Ces particules finissent dans l’eau et l’air et sont souvent ingérées. Des particules ultrafines, encore plus petites que les PM2,5, sont également émises par les pneus et peuvent être inhalées et se rendre directement au cerveau. De nouvelles recherches suggèrent que les microparticules des pneus devraient être classées comme polluant « hautement préoccupant ».

Dans un rapport publié l’année dernière, des chercheurs de l’Imperial College de Londres ont déclaré que les particules pourraient affecter le cœur, les poumons et les organes reproducteurs et provoquer le cancer.

Les personnes qui vivent ou travaillent le long des routes, souvent à faible revenu, sont exposées à davantage de substances toxiques.

Les pneus sont également une source majeure de microplastiques. Plus des trois quarts des microplastiques rejetés dans l’océan proviennent du caoutchouc synthétique des pneus, selon un rapport du Pew Charitable Trusts et de la société britannique Systemiq.

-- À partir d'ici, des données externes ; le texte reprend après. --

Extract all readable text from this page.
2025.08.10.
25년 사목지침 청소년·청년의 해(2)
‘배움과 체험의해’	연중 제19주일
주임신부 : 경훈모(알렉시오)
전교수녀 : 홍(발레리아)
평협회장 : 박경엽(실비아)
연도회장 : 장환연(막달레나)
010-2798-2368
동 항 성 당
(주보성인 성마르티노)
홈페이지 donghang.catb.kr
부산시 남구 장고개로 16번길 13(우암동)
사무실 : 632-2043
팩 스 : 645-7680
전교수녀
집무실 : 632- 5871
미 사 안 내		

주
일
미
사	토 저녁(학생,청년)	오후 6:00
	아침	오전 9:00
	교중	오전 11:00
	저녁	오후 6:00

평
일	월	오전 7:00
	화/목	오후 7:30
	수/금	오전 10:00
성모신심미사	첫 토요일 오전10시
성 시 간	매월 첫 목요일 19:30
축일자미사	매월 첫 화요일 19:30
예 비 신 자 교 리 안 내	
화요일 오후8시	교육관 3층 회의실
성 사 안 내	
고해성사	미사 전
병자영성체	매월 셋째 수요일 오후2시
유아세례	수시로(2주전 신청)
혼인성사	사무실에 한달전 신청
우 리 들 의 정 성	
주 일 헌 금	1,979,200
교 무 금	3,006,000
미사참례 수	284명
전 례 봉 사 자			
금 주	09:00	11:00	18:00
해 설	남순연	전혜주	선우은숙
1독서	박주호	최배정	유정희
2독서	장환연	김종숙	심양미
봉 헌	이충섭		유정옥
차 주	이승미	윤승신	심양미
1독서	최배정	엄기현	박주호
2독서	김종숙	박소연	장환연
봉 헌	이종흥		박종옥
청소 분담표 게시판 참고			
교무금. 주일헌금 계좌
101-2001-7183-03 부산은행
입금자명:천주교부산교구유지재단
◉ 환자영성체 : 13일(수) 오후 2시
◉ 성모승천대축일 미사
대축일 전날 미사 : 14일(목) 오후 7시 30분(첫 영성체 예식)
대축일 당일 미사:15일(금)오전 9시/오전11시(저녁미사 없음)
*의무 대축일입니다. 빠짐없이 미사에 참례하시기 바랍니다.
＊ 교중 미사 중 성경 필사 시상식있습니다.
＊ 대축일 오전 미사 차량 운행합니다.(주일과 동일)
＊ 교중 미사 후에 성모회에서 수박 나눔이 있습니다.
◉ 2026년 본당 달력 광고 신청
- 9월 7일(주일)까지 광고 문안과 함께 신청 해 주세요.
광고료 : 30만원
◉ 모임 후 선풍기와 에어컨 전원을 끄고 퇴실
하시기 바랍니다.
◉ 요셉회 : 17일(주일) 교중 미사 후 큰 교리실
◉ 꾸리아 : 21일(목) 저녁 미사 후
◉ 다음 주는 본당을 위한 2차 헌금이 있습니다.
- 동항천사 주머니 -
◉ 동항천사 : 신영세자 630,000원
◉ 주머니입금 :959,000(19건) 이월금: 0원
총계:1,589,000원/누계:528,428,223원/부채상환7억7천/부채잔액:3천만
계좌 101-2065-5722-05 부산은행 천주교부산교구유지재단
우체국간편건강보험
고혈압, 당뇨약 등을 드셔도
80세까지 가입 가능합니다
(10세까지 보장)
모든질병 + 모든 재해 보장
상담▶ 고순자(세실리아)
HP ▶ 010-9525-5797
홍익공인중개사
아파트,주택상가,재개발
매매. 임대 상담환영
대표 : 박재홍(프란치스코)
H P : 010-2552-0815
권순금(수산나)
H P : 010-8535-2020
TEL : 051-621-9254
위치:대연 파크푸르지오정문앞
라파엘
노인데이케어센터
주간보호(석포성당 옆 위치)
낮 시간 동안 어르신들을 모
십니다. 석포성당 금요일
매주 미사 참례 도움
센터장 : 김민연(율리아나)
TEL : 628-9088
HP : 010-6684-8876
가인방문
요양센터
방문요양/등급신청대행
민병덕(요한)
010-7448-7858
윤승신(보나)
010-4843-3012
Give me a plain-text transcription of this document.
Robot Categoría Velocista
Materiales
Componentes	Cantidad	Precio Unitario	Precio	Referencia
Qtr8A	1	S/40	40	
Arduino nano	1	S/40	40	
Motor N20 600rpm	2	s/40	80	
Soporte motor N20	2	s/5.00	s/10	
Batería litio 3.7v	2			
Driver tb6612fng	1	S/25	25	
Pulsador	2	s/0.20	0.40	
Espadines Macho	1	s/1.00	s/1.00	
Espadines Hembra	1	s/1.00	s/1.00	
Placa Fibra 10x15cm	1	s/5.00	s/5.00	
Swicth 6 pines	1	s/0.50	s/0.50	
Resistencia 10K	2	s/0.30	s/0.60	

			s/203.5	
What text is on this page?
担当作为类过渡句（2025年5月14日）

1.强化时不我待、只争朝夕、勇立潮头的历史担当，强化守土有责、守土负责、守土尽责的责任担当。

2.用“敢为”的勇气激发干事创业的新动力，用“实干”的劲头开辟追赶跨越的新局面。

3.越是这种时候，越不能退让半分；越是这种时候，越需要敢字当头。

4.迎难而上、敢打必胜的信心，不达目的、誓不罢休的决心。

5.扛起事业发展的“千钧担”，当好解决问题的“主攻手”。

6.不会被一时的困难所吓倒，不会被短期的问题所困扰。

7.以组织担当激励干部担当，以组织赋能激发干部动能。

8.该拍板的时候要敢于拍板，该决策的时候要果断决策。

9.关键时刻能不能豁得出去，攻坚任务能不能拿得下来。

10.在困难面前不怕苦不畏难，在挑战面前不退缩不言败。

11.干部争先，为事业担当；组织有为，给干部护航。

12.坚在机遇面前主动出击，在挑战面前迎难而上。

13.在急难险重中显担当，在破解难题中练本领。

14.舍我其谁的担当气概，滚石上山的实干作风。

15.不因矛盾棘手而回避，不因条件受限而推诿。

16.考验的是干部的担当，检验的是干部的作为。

Et il existe encore de nombreuses inconnues concernant les émissions des pneus, qui peuvent être particulièrement complexes à analyser car la chaleur et la pression peuvent transformer les ingrédients des pneus en d’autres composés.

Une question de recherche en suspens est de savoir si le 6PPD-q affecte les gens et quels problèmes de santé, le cas échéant, il pourrait causer. UN étude Publié dans Lettres sur les sciences et technologies de l’environnement ont trouvé des niveaux élevés de produit chimique dans des échantillons d’urine provenant d’une région du sud de la Chine, avec des niveaux plus élevés chez les femmes enceintes.

La découverte du 6PPD-q, a déclaré Molden, a suscité un nouvel intérêt pour les impacts des pneus sur la santé et l’environnement, et il s’attend à une abondance de nouvelles recherches dans les années à venir. « Les pièces du puzzle s’assemblent », a-t-il déclaré. « Mais c’est un puzzle de mille pièces, pas un puzzle de 200 pièces. »

Actualités Santé KFF 2024. Distribué par Tribune Content Agency, LLC.